Risk factors for colonization with extended-spectrum cephalosporin-resistant and carbapenem-resistant Enterobacterales among hospitalized patients in Guatemala: An Antibiotic Resistance in Communities and Hospitals (ARCH) study.

Autor: Caudell MA; Washington State University, Paul G. Allen School for Global Health, Pullman, USA., Castillo C; Universidad del Valle de Guatemala, Center for Health Studies, Guatemala City, Guatemala., Santos LF; Universidad del Valle de Guatemala, Center for Health Studies, Guatemala City, Guatemala., Grajeda L; Universidad del Valle de Guatemala, Center for Health Studies, Guatemala City, Guatemala., Romero JC; Universidad del Valle de Guatemala, Center for Health Studies, Guatemala City, Guatemala., Lopez MR; Universidad del Valle de Guatemala, Center for Health Studies, Guatemala City, Guatemala., Omulo S; Universidad del Valle de Guatemala, Center for Health Studies, Guatemala City, Guatemala.; Washington State University, Global Health-Kenya, Nairobi, Kenya., Ning MF; U.S. Centers for Disease Control and Prevention, Guatemala City, Central America Regional Office, Guatemala., Palmer GH; Washington State University, Paul G. Allen School for Global Health, Pullman, USA., Call DR; Washington State University, Paul G. Allen School for Global Health, Pullman, USA., Cordon-Rosales C; Washington State University, Paul G. Allen School for Global Health, Pullman, USA.; Universidad del Valle de Guatemala, Center for Health Studies, Guatemala City, Guatemala., Smith RM; U.S. Centers for Disease Control and Prevention, Division of Healthcare Quality Promotion, Atlanta, USA., Herzig CTA; U.S. Centers for Disease Control and Prevention, Division of Healthcare Quality Promotion, Atlanta, USA., Styczynski A; U.S. Centers for Disease Control and Prevention, Division of Healthcare Quality Promotion, Atlanta, USA., Ramay BM; Washington State University, Paul G. Allen School for Global Health, Pullman, USA.; Universidad del Valle de Guatemala, Center for Health Studies, Guatemala City, Guatemala.
Jazyk: angličtina
Zdroj: IJID regions [IJID Reg] 2024 Mar 30; Vol. 11, pp. 100361. Date of Electronic Publication: 2024 Mar 30 (Print Publication: 2024).
DOI: 10.1016/j.ijregi.2024.100361
Abstrakt: Objectives: The spread of extended-spectrum cephalosporin-resistant Enterobacterales (ESCrE) and carbapenem-resistant Enterobacterales (CRE) has resulted in increased morbidity, mortality, and health care costs worldwide.

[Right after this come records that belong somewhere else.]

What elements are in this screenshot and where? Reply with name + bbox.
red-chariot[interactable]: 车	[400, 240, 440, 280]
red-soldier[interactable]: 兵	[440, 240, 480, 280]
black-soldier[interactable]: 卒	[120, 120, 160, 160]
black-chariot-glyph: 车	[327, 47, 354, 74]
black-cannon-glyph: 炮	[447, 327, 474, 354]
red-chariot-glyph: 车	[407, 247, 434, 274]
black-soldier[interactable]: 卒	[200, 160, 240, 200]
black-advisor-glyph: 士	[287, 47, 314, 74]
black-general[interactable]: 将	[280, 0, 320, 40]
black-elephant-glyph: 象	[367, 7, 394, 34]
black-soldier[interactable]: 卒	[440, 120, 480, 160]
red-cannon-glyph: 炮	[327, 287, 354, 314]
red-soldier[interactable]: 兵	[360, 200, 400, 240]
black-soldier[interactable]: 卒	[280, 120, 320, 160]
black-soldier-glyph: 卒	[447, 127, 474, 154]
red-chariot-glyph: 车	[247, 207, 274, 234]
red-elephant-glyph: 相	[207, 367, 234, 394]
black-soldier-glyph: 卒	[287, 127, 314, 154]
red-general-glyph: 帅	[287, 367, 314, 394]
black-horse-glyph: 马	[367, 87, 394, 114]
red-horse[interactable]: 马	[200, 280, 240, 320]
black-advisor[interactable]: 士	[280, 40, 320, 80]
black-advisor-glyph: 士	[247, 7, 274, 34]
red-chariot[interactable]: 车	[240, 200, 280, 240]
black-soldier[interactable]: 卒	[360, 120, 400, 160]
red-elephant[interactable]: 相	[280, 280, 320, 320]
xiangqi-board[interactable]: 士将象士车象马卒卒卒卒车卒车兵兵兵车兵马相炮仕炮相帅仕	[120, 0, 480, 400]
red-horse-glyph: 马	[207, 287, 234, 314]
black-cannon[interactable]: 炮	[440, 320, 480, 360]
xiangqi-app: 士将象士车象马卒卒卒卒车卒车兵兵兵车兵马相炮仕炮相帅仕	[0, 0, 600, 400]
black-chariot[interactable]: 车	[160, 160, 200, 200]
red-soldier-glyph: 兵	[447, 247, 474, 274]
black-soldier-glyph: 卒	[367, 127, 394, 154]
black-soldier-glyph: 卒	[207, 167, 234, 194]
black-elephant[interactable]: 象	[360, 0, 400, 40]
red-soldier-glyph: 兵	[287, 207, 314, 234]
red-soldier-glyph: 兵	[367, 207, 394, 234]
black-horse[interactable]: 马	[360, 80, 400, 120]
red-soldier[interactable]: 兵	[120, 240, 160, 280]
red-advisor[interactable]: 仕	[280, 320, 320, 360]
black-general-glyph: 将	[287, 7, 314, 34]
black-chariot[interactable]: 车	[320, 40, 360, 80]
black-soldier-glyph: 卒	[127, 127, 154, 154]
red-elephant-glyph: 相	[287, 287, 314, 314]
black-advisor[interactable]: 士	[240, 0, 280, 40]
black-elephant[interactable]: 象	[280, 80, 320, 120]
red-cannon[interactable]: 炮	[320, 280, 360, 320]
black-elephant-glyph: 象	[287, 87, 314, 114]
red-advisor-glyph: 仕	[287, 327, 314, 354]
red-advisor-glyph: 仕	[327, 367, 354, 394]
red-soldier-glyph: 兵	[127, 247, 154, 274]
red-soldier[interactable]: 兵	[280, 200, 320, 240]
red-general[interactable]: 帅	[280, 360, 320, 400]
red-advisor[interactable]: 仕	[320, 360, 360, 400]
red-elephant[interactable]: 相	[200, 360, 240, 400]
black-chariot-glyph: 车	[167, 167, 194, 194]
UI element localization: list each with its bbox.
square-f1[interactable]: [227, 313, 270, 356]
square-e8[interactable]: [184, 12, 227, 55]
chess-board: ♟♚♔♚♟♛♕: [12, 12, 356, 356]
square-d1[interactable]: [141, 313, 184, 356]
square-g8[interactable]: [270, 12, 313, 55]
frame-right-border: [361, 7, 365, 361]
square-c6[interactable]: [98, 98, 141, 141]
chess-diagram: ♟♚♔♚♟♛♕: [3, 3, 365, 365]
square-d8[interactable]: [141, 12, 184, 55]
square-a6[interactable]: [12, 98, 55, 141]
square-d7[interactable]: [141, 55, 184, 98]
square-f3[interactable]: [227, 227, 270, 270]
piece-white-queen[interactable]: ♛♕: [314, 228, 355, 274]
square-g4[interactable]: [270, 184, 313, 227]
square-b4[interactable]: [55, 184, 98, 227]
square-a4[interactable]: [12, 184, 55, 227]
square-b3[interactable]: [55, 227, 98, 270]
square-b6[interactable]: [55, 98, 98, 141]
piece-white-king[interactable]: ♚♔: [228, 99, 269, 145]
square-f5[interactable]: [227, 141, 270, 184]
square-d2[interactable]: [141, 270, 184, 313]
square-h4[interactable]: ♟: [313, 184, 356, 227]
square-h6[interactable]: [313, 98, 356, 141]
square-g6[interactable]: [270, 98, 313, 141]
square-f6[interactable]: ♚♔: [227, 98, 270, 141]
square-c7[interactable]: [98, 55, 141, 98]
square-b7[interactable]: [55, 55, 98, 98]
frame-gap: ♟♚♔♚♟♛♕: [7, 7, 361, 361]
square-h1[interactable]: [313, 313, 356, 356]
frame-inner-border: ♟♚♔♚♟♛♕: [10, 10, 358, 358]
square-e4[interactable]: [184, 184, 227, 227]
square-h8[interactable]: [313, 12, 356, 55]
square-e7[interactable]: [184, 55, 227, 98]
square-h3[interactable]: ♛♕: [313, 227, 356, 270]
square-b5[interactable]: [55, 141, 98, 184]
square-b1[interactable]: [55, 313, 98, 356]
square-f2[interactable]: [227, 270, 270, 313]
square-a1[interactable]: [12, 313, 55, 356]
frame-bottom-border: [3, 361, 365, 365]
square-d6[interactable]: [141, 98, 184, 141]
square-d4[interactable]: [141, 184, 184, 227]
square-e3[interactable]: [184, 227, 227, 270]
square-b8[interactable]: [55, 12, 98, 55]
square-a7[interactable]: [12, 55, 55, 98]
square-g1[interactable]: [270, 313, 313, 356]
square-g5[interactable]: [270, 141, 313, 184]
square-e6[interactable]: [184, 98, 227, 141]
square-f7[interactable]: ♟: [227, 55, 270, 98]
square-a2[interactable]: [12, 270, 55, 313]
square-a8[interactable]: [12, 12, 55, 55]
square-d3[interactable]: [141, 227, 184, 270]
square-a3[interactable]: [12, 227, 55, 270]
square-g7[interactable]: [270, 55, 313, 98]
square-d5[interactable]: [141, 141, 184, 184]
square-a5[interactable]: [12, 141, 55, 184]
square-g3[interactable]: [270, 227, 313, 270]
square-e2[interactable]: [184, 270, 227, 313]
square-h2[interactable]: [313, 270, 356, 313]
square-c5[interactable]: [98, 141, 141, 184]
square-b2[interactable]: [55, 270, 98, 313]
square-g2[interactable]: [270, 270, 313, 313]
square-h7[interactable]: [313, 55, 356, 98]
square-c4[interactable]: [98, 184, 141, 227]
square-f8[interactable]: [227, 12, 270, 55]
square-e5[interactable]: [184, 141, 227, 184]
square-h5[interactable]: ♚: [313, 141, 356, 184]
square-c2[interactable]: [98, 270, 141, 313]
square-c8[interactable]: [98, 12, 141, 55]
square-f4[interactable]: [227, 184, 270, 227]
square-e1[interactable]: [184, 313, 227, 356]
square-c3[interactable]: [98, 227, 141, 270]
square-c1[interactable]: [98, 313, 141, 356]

To identify the factors associated with ESCrE and CRE colonization within hospitals, we enrolled hospitalized patients at a regional hospital located in Guatemala.
Methods: Stool samples were collected from randomly selected patients using a cross-sectional study design (March-September, 2021), and samples were tested for the presence of ESCrE and CRE. Hospital-based and household variables were examined for associations with ESCrE and CRE colonization using lasso regression models, clustered by ward (n = 21).
Results: A total of 641 patients were enrolled, of whom complete data sets were available for 593. Colonization with ESCrE (72.3%, n = 429/593) was negatively associated with carbapenem administration (odds ratio [OR] 0.21, 95% confidence interval [CI] 0.11-0.42) and positively associated with ceftriaxone administration (OR 1.61, 95% CI 1.02-2.53), as was reported hospital admission within 30 days of the current hospitalization (OR 2.84, 95% CI 1.19-6.80). Colonization with CRE (34.6%, n = 205 of 593) was associated with carbapenem administration (OR 2.62, 95% CI 1.39-4.97), reported previous hospital admission within 30 days of current hospitalization (OR 2.58, 95% CI 1.17-5.72), hospitalization in wards with more patients (OR 1.05, 95% CI 1.02-1.08), hospitalization for ≥4 days (OR 3.07, 95% CI 1.72-5.46), and intubation (OR 2.51, 95% CI 1.13-5.59). No household-based variables were associated with ESCrE or CRE colonization in hospitalized patients.
Conclusion: The hospital-based risk factors identified in this study are similar to what has been reported for risk of health care-associated infections, consistent with colonization being driven by hospital settings rather than community factors. This also suggests that colonization with ESCrE and CRE could be a useful metric to evaluate the efficacy of infection and prevention control programs in clinics and hospitals.
Competing Interests: The authors have no competing interests to declare.